Ships with scrubbers will emit at least 10 gigatonnes (Gt) of scrubber washwater each year absent additional regulations, the International Council on Clean Transportation (ICCT) said in a report.

As disclosed, the entire shipping sector carries about 11 Gt of cargo each year.

Nearly all of the washwater will be emitted by open-loop scrubbers
and hybrid scrubbers working in open-loop mode, with 0.3 million tonnes (Mt) estimated to be emitted from closed-loop scrubbers.

Together, container ships, bulk carriers, and oil tankers are responsible for about 70% of the discharges. Cruise ships are expected to account for 15% of scrubber discharges.

The report used 2019 ship traffic, as a pre-COVID-19 baseline, and considered approximately 3,600 ships that had scrubbers installed by the end of 2020.

The council estimates that real-world discharges might be higher, as the authors used conservative estimates for washwater flow rates and the scrubber-equipped fleet now stands at more than 4,300 ships.

Of the scrubbers installed on the 3,628 ships, open-loop scrubbers are the most common type (85% of all scrubbers installed) and hybrids are second most popular (14%); only 1% of the scrubbers are closed loop.

Bulk carriers are the most common ship type outfitted with scrubbers—1,246 ships, or 34% of all outfitted ships. However, within each ship
type, cruise ships have the largest share of their fleets outfitted with scrubbers: 34% of all cruise ships, the report shows.

 Scrubbers remove sulfur from ship exhaust by spraying a buffer solution, usually seawater, over it and then discharging the washwater overboard.

Numerous organizations have voiced environmental concerns over the contents of the waswater, which is believed to be more acidic than the surrounding seawater.

ICCT said that since it contains polycyclic aromatic hydrocarbons, particulate matter, nitrates, nitrites, and heavy metals scrubber wash water is toxic to some marine organisms and can worsen water quality.

Approximately 80% of scrubber discharges occur within 200 nautical miles of shore.

Global discharge water from scrubbers is distributed unevenly and the report found three spatial hot spots: the Caribbean Sea; the Baltic Sea,
English Channel, and Mediterranean Sea in Europe; and a route through
the Strait of Malacca along the South and East China Seas.

Scrubber discharges also occur in IMO-designated Particularly Sensitive Sea Areas (PSSAs), including the Great Barrier Reef, where about 32 million tonnes (Mt) of scrubber washwater is expected, according to ICCT.
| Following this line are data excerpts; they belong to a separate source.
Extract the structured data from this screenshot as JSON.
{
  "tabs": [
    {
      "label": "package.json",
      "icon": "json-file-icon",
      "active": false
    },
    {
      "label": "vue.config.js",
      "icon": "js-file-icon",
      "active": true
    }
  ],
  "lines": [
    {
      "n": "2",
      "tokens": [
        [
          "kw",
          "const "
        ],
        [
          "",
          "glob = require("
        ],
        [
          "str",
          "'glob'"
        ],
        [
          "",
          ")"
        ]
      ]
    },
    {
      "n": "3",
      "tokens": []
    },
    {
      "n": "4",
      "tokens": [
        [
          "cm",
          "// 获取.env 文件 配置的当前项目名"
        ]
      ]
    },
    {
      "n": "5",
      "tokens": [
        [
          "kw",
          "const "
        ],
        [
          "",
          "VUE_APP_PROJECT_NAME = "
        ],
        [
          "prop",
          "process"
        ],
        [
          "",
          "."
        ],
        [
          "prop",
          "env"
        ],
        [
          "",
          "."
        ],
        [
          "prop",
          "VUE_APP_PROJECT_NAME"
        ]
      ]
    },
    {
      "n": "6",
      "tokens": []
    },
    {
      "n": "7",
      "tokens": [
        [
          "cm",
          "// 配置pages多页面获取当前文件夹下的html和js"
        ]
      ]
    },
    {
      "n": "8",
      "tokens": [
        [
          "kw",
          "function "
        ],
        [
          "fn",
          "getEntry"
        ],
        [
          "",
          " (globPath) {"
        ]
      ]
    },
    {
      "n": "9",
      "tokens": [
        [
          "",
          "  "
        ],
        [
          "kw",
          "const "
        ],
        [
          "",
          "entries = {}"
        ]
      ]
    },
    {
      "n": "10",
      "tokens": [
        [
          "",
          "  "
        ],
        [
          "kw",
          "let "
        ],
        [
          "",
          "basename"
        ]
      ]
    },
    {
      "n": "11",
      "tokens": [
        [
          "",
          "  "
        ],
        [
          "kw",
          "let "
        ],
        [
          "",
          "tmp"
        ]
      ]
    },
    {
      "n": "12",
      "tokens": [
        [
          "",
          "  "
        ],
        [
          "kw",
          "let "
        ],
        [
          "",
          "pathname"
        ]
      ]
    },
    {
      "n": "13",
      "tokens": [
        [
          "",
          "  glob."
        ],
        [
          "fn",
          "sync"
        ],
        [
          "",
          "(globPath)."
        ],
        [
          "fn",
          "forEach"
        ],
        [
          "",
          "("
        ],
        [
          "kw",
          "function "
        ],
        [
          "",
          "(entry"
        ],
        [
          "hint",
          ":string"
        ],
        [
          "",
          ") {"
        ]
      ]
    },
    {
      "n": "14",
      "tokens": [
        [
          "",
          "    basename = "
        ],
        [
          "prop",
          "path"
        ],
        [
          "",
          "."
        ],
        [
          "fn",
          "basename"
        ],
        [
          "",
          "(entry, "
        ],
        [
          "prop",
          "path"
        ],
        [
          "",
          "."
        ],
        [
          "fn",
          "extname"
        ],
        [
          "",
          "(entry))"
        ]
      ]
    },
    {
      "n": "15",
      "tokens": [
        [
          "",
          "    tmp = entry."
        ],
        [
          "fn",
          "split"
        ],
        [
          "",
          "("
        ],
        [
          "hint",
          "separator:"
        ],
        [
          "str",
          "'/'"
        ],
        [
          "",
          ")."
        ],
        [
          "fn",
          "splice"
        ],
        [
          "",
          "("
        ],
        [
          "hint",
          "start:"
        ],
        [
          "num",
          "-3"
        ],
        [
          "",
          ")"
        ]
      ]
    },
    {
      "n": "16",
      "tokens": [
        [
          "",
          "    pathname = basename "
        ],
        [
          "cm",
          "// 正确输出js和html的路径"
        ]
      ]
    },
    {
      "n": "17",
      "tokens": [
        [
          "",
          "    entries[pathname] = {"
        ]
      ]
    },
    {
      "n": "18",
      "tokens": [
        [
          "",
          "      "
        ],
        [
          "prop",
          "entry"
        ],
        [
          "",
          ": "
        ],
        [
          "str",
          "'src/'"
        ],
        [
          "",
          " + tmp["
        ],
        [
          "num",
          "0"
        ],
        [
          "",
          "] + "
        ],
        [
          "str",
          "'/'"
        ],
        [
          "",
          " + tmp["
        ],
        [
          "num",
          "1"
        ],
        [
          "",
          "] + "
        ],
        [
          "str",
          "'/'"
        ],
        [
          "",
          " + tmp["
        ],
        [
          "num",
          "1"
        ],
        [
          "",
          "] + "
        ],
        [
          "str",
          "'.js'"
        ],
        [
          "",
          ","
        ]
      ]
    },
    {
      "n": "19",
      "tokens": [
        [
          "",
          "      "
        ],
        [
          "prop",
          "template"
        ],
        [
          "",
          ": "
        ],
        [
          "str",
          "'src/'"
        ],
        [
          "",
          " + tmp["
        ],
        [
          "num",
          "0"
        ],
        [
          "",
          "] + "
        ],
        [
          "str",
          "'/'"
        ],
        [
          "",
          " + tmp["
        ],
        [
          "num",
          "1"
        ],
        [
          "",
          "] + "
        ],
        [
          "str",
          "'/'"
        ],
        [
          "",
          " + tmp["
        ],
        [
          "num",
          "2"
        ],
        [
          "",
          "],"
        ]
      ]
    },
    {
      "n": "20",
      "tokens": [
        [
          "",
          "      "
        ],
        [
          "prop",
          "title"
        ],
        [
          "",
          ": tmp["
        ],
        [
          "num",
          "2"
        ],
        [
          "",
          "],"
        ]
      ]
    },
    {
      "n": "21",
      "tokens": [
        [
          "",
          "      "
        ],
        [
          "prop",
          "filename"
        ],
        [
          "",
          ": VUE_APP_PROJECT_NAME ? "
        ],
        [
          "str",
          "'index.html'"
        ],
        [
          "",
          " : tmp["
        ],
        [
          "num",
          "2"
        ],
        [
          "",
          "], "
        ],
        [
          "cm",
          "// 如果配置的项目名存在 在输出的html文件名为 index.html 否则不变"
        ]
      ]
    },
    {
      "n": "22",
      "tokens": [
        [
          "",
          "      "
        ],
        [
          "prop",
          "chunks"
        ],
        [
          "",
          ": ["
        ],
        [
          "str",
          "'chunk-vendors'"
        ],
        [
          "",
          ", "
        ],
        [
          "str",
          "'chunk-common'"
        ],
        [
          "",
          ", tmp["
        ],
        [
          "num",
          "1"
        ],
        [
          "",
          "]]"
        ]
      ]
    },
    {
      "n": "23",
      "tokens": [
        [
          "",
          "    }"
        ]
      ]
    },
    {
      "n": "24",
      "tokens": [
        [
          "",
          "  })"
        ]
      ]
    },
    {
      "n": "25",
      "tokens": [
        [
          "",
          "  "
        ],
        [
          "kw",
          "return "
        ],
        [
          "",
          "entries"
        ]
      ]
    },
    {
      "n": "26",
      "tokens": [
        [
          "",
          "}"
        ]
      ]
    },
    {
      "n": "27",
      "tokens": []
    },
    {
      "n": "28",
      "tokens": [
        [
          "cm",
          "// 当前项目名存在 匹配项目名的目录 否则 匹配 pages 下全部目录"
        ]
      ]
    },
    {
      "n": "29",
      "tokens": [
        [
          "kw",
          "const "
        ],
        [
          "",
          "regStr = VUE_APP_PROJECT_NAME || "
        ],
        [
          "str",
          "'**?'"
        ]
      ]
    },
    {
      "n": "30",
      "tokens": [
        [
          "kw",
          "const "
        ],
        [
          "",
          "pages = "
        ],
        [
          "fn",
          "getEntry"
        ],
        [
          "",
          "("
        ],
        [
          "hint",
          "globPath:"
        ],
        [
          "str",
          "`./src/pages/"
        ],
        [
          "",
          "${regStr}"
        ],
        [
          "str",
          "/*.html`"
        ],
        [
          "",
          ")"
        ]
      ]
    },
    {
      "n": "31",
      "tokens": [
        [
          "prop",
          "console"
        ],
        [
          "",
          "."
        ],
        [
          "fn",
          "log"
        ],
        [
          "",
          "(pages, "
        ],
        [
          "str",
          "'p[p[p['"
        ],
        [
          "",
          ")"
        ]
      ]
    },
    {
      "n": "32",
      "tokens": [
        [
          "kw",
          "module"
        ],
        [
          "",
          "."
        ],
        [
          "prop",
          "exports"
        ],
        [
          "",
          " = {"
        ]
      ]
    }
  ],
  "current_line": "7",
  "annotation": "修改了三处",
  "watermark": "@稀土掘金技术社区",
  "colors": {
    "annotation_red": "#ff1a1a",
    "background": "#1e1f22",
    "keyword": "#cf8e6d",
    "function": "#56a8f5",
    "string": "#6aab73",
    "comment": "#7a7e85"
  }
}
But that represents only 5% of the 665 Mt expected to be discharged in PSSAs around the world. The Baltic Sea PSSA, for example, is projected to receive 295 Mt of discharges, the report shows.

Although several governments have taken preventative measures and banned the use of scrubbers in their ports, internal waters, and territorial seas, many have not.

A total of 16 countries had banned scrubbers either in their ports or
territorial seas as of June 2020.

“We estimate that approximately 421 Mt of discharge water will not be released globally due to these national regulations, and that means that about 4% of potential scrubber discharges are avoided by these restrictions,” the report says.

To further limit scrubber washwater discharges, the report recommends several courses of action, including an IMO regulation to call on ships to voluntarily stop dumping scrubber washwater in PSSAs.

Another potential scenario is mandating a ban on the use of scrubbers by the IMO as a means of compliance with fuel sulfur standards and require that ships use cleaner fuels at all times.

Finally, more countries and ports could ban scrubber discharges in their waters, and flag states could agree to phase out the use of scrubbers on ships flying their flag.